From a biblical perspective prohibited foods are NOT food. Let that sink in for a second. So, to speak of a prohibited food is an oxymoron. Let me say that another way. In the Bible, should the subject of food come up, the ONLY thing it is referring to is permitted food because if an item is prohibited, it is not food in the first place. Thus, when the word food is used in the Bible), it is ONLY referring to biblically allowable food as opposed to something that from a scientific standpoint could be used for human consumption without causing our bodies harm.

One final thing and we’ll conclude this study. The biblical kosher dietary laws are part and parcel of God’s moral law code (the Law of Moses), and so to break them is disobedience and sin.

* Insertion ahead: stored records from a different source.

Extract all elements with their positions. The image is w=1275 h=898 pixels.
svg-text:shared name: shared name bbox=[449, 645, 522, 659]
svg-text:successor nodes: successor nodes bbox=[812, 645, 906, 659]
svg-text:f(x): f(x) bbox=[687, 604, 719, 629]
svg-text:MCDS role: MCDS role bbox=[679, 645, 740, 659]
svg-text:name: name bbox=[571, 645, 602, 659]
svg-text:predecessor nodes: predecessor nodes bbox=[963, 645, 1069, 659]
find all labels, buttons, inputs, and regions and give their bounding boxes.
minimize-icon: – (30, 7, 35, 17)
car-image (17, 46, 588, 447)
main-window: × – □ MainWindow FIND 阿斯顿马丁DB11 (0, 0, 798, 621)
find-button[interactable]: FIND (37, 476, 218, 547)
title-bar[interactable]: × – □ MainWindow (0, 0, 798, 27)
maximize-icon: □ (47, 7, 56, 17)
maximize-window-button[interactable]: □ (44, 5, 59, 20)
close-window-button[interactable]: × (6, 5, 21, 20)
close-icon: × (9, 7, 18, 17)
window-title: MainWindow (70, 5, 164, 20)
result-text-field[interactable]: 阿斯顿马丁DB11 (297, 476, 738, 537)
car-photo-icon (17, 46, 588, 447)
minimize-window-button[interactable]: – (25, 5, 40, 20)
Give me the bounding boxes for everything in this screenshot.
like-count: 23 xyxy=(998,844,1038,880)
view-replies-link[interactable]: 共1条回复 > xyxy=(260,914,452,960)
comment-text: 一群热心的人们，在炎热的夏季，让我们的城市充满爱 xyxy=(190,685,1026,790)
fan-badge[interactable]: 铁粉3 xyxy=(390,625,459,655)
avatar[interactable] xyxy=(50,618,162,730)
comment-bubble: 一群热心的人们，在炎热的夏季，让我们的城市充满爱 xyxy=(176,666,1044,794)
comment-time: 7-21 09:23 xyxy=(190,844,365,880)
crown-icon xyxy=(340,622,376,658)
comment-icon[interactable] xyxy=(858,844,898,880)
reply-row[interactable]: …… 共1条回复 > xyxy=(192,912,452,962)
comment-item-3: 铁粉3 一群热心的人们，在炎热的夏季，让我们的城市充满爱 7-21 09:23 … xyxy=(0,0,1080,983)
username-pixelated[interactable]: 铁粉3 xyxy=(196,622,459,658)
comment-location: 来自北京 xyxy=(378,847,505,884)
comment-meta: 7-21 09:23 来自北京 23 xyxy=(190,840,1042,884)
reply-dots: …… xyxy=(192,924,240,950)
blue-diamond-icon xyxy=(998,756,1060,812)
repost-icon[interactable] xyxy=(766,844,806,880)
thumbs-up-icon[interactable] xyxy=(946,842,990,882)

On the other hand, the laws of ritual purity (clean and unclean) are usually not considered as sin, and thus the treatment of the person who has become ritually impure due to some kind of contact with something that is impure usually amounts to little more than being immersed in water and then waiting a certain amount of time (usually until the end of the current day). The only time the matter of becoming unclean turns into sin is when a person refuses to follow the biblical prescription for becoming clean again. So, people can become impure without having done anything morally wrong… without sinning in any way. Therefore, a person who has contracted ritual uncleanness doesn’t have to offer a sacrifice because no sin was committed.

As concerns Believers, both our sins and impurities have been accounted for by Yeshua. His blood has atoned for our sins, and He as living water has purified our uncleanness. But that hardly means that the laws of diet and impurity have been done away with.

I pray that as you contemplate what has been explained, you will continue to eat kosher if you have been, and begin to eat kosher if you have not, but either way you now have a better understanding of what is behind it all. For all that we have discussed is God’s law, not mans, and it is our duty as His worshippers to be faithful to Him and obedient to His laws and commands.